1 Ezekias werd koning op vijf en twintigjarige leeftijd, en heeft negentien jaar in Jerusalem geregeerd. Zijn moeder heette Abi-ja, en was de dochter van Zekarjáhoe.
Hezekiah began to reigne, when he was fiue and twentie yeere olde, and reigned nine and twentie yeres in Ierusalem: and his mothers name was Abiiah the daughter of Zechariah.
2 Hij deed wat recht was in de ogen van Jahweh, juist zoals zijn vader David gedaan had.
And hee did vprightly in the sight of the Lord, according to all that Dauid his father had done.
3 In het eerste jaar van zijn regering, in de eerste maand, opende hij de poorten van de tempel van Jahweh, en bracht ze weer in goede staat.
He opened the doores of the house of the Lord in the first yeere, and in the first moneth of his reigne, and repared them.
4 Hij liet de priesters en levieten op het oostplein bijeenkomen,
And he brought in the Priests and the Leuites, and gathered them into the East streete,
5 en sprak tot hen: Luistert naar mij, levieten! Heiligt uzelf, en heiligt de tempel van Jahweh, den God uwer vaderen, en verwijdert alle onreinheid uit het heiligdom.
And said vnto them, Heare me, ye Leuites: sanctifie nowe your selues, and sanctifie the house of the Lord God of your fathers, and cary forth the filthinesse out of the Sanctuarie.
6 Want onze vaderen zijn afgevallen en hebben kwaad gedaan in de ogen van Jahweh, onzen God; zij hebben Hem verlaten, hun gelaat afgewend van de woonplaats van Jahweh, en haar de rug toegekeerd.

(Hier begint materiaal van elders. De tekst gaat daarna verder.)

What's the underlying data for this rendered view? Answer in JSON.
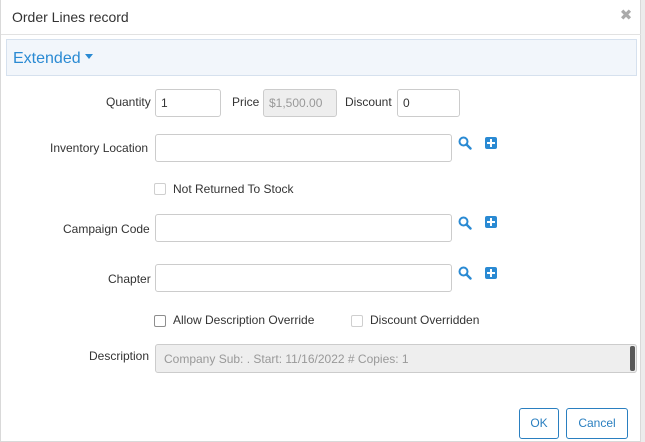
{
  "dialog": {
    "title": "Order Lines record",
    "close_glyph": "✖"
  },
  "section": {
    "label": "Extended"
  },
  "form": {
    "quantity": {
      "label": "Quantity",
      "value": "1"
    },
    "price": {
      "label": "Price",
      "value": "$1,500.00"
    },
    "discount": {
      "label": "Discount",
      "value": "0"
    },
    "inventory_location": {
      "label": "Inventory Location",
      "value": ""
    },
    "not_returned_to_stock": {
      "label": "Not Returned To Stock",
      "checked": false
    },
    "campaign_code": {
      "label": "Campaign Code",
      "value": ""
    },
    "chapter": {
      "label": "Chapter",
      "value": ""
    },
    "allow_description_override": {
      "label": "Allow Description Override",
      "checked": false
    },
    "discount_overridden": {
      "label": "Discount Overridden",
      "checked": false
    },
    "description": {
      "label": "Description",
      "value": "Company Sub: . Start: 11/16/2022 # Copies: 1"
    }
  },
  "buttons": {
    "ok": "OK",
    "cancel": "Cancel"
  },
  "colors": {
    "accent": "#2a8ad3",
    "section_bg": "#f2f6fb"
  },
  "icons": {
    "search": "search-icon",
    "add": "plus-icon",
    "close": "close-icon",
    "caret": "caret-down-icon"
  }
}
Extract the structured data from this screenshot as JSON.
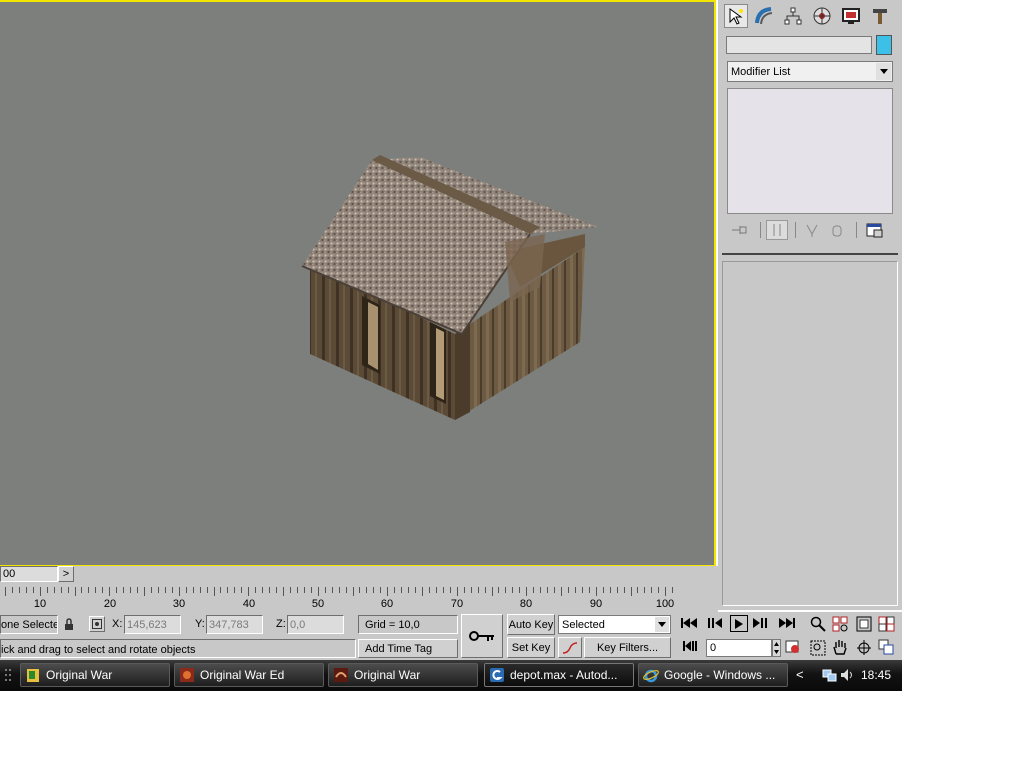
{
  "command_panel": {
    "tabs": [
      {
        "name": "create-tab-icon"
      },
      {
        "name": "modify-tab-icon"
      },
      {
        "name": "hierarchy-tab-icon"
      },
      {
        "name": "motion-tab-icon"
      },
      {
        "name": "display-tab-icon"
      },
      {
        "name": "utilities-tab-icon"
      }
    ],
    "object_name_value": "",
    "object_color": "#3cc0e8",
    "modifier_list_label": "Modifier List"
  },
  "timeline": {
    "frame_counter": "00",
    "next_arrow": ">",
    "ruler_labels": [
      "10",
      "20",
      "30",
      "40",
      "50",
      "60",
      "70",
      "80",
      "90",
      "100"
    ]
  },
  "status_bar": {
    "selection_text": "one Selecte",
    "x_label": "X:",
    "x_value": "145,623",
    "y_label": "Y:",
    "y_value": "347,783",
    "z_label": "Z:",
    "z_value": "0,0",
    "grid_text": "Grid = 10,0",
    "prompt_text": "ick and drag to select and rotate objects",
    "add_time_tag": "Add Time Tag",
    "auto_key": "Auto Key",
    "set_key": "Set Key",
    "selected_dropdown": "Selected",
    "key_filters": "Key Filters...",
    "current_frame": "0"
  },
  "taskbar": {
    "tasks": [
      {
        "label": "Original War"
      },
      {
        "label": "Original War Ed"
      },
      {
        "label": "Original War"
      },
      {
        "label": "depot.max - Autod..."
      },
      {
        "label": "Google - Windows ..."
      }
    ],
    "clock": "18:45",
    "tray_arrow": "<"
  }
}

For our fathers haue trespassed, and done euill in the eyes of the Lord our God, and haue forsaken him, and turned away their faces from the Tabernacle of the Lord, and turned their backes.
7 Zelfs hebben zij de poorten van de voorhal gesloten, de lichten uitgedoofd, en in het heiligdom geen reuk- of brandoffers opgedragen aan Israëls God.
They haue also shut the doores of ye porch, and quenched the lampes, and haue neither burnt incense, nor offred burnt offrings in the Sanctuarie vnto the God of Israel.
8 Daarom is de toorn van Jahweh over Juda en Jerusalem gekomen, en heeft Hij ze ten afschrik gemaakt, tot een bespotting en schande, zoals gij met uw eigen ogen kunt zien.
Wherfore the wrath of the Lord hath bin on Iudah and Ierusalem: and he hath made them a scattering, a desolation, and an hissing, as ye see with your eyes.
9 Daarom zijn onze vaderen door het zwaard gevallen, en onze zonen, dochters en vrouwen gevangen weggevoerd.
For lo, our fathers are fallen by the sword, and our sonnes, and our daughters, and our wiues are in captiuitie for the same cause.
10 Welnu, ik heb het voornemen gemaakt, een verbond te sluiten met Jahweh, den God van Israël, opdat zijn brandende toorn van ons wijke.
Now I purpose to make a couenant with the Lord God of Israel, that he may turne away his fierce wrath from vs.
11 Mijn zonen, weest thans niet langer nalatig; want u heeft Jahweh uitverkoren, om in zijn dienst te staan als zijn dienaren en offerpriesters.
Now my sonnes, be not deceiued: for the Lord hath chosen you to stand before him, to serue him, and to be his ministers, and to burne incense.
12 Toen stonden de volgende levieten op: Máchat, de zoon van Amasai; Joël, de zoon van Azarjáhoe, uit het geslacht Kehat; Kisj, de zoon van Abdi, en Azarjáhoe, de zoon van Jehallelel, uit het geslacht Merari; Joach, de zoon van Zimma, en Éden, de zoon van Joach, uit het geslacht Gersjon;
Then the Leuites arose, Mahath ye sonne of Amashai, and Ioel the sonne of Azariah of the sonnes of the Kohathites: and of the sonnes of Merari, Kish the sonne of Abdi, and Azariah the sonne of Iehalelel: and of the Gershonites, Ioah the sonne of Zimmah, and Eden the sonne of Ioah:
13 Sjimri en Jeïël uit de familie Elisafan; Zekarjáhoe en Mattanjáhoe, uit het geslacht Asaf;
And of the sonnes of Elizaphan, Shimri, and Iehiel: and of the sonnes of Asaph, Zechariah, and Mattaniah:
14 Jechiël en Sjimi uit het geslacht Heman; Sjemaja en Oezziël, uit het geslacht Jedoetoen.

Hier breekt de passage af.